Robert Frost, who was long associated with the Bread Loaf Program, wrote a poem that most people can at least recite a few lines from. “Two roads diverged in yellow wood…” The roads taken and not taken are strong metaphors for my life, and the marks the journey has left on me come in the form of those anniversaries.

And so I think that what I am doing as I sit here writing tonight is marking the events of another December and considering how the road I’ve traveled has left its mark on me. Perhaps it’s not a bad exercise at all to allow one’s mind to wander back over the pathway of one’s life and to consider how one has been shaped by the journey itself. Nothing has shaped my life more than my journey in the Church.

It’s almost the end of the Advent season. Christmas Eve will be here in less than five days. We’re having a modest Christmas in this household for several reasons, but most importantly because both Michael and I have become acutely aware that the season is first and foremost a spiritual celebration. In the past, we’ve provided many gifts for our children, but now both of them are out of the home. I stopped trying to give gifts to my extended family once my nieces and nephews began having children. Here, at home, it’s just us and the dogs. My mom will have her traditional Christmas Day brunch, but for the first time in all these years of marriage, we have opted not to make the three hour drive there. Instead, we’ll attend Midnight Mass at St. James, where we’ll welcome the Christ child, and then we’ll sleep in on Christmas morning. We’ll have dinner with friends later in the day, and save our gifts for Twelfth Night.

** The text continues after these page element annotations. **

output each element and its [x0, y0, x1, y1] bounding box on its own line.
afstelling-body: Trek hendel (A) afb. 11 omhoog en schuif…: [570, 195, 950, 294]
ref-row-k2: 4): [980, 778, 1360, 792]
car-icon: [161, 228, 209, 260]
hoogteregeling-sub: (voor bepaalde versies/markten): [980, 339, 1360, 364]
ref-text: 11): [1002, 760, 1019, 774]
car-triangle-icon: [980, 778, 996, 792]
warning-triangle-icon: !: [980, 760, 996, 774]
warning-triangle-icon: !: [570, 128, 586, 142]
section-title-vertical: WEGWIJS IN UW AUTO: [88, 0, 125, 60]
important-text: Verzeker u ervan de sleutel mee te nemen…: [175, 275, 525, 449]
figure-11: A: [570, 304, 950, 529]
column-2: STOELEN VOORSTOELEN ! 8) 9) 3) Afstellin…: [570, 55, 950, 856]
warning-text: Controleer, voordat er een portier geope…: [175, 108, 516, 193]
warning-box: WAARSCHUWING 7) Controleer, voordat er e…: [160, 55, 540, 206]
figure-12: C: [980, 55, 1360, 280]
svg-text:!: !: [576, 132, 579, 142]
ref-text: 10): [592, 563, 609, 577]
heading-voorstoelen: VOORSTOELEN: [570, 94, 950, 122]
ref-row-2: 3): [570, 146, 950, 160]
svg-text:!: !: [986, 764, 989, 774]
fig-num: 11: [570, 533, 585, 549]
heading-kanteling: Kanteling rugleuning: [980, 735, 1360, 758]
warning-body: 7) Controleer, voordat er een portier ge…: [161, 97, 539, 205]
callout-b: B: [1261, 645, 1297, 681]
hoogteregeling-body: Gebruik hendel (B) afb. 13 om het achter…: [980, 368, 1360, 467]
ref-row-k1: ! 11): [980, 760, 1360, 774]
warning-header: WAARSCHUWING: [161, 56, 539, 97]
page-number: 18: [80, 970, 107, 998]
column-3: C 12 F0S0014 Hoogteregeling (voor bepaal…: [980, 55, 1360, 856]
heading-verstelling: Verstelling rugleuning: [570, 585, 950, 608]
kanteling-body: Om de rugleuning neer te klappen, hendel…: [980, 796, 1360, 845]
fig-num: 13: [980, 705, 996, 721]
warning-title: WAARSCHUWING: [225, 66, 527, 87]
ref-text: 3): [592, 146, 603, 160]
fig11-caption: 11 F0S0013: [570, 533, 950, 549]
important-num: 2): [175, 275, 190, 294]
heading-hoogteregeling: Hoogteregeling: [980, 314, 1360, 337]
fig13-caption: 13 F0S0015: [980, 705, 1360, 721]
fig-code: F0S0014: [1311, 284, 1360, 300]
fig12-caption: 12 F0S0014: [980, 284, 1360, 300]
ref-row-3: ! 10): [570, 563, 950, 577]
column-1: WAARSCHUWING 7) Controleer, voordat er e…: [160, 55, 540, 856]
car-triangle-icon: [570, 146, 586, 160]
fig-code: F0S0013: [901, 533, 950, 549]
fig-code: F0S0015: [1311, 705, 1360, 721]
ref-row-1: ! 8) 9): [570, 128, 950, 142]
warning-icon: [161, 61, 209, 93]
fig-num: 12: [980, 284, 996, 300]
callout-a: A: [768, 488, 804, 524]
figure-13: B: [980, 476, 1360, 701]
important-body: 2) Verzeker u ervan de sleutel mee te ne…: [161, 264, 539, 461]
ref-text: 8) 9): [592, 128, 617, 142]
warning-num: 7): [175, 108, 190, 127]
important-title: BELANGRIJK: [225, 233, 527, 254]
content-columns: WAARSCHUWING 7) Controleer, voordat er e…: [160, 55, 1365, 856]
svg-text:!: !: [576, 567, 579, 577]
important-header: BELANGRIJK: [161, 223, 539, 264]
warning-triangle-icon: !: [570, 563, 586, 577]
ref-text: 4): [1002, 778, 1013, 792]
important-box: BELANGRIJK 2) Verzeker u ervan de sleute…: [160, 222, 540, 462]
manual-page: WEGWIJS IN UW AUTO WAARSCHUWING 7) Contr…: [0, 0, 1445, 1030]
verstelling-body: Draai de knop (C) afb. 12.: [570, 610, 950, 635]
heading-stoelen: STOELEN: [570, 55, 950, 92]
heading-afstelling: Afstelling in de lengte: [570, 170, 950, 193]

In many ways, this way of doing Christmas will be a paradigm shift for me. So far, I haven’t felt any angst about not having gifts for people to whom I have often felt obliged to give something. Instead of shopping, I plan to volunteer at one of our local charities. My deepest desire is to “sit” with the mystery that is The Incarnation—to let the Christ Child be born in me in a new way, a way that makes the event a truly spiritual experience. I pray that you, too, will find your road to a joyful, peace-filled Christmas, and that ages hence, you will be telling your story, not with a sigh, but with the realization that you found the path that made all the difference.